As an artist Dushyant attempts to understand and express through the medium of his practice the undercurrents of social and personal existence. Everyday a cacophony of visual references is presented to him by his immediate milieu, which becomes the springboard for his explorations and ideations.
He tries, with every work to untangle the complexities of the male-female relationship as well as enunciate the way he understands human beings. To do this he sifts through history, drawing direct as well as indirect visual inspiration from the works of the great aficionados such as Salvador Dali and David Hockney. From Dali, for example, he adopts the surrealist tool for visually representing his thoughts and ideas in his work, whereas from Hockney he draws his humorous approach towards even the most somber of concepts to create a symphony of dialogues between emotions, culture, society and experiences.
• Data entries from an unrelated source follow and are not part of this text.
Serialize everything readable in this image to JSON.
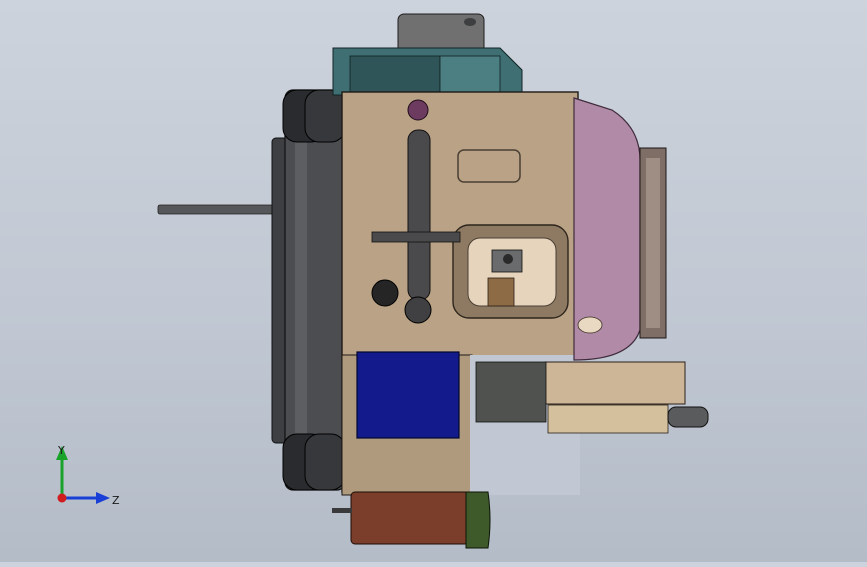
{
  "viewport": {
    "background_top": "#cdd3dc",
    "background_bottom": "#b4bcc8"
  },
  "model": {
    "colors": {
      "body": "#b9a285",
      "body_dark": "#8e7a62",
      "column": "#4b4d51",
      "column_dark": "#2f3033",
      "motor_teal": "#3f6f72",
      "motor_top": "#6f706f",
      "purple": "#b08aa6",
      "purple_dark": "#7e5f77",
      "blue_plate": "#121a8c",
      "brown_base": "#7a3e2a",
      "green_base": "#3f5a2a",
      "tray": "#cdb597",
      "lever": "#4a4a4c"
    }
  },
  "triad": {
    "y_label": "Y",
    "z_label": "Z",
    "colors": {
      "y": "#1aa32a",
      "z": "#1a3fd6",
      "origin": "#d01c1c"
    }
  }
}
Since the beginning of his art practice, the notion of embodying fairly elementary objects with a more profound secondary and probably even higher connotation has fascinated him. Thus part of his process involves an investigation of symbols and metaphors, which have often, in the past, been used as devices to capture and articulate ideas, adding a deeper level of significance and meaning. By incorporating various metaphorical symbols such as crow, apple and cactus, he wishes to convey my thoughts and concepts yet leaving them, to some extent, open for interpretation.
Ultimately, his attempt is not to fabricate stories of higher import but simply to represent the truth as he sees it. He questions various aspects of the social realm by utilizing humor as a shield, in an attempt to understand his place in society. Sometimes sarcastic and sometimes as plain as a mirror, his work is a reflection of his experiences and thoughts occasionally occurring as questions and at other times as confessions.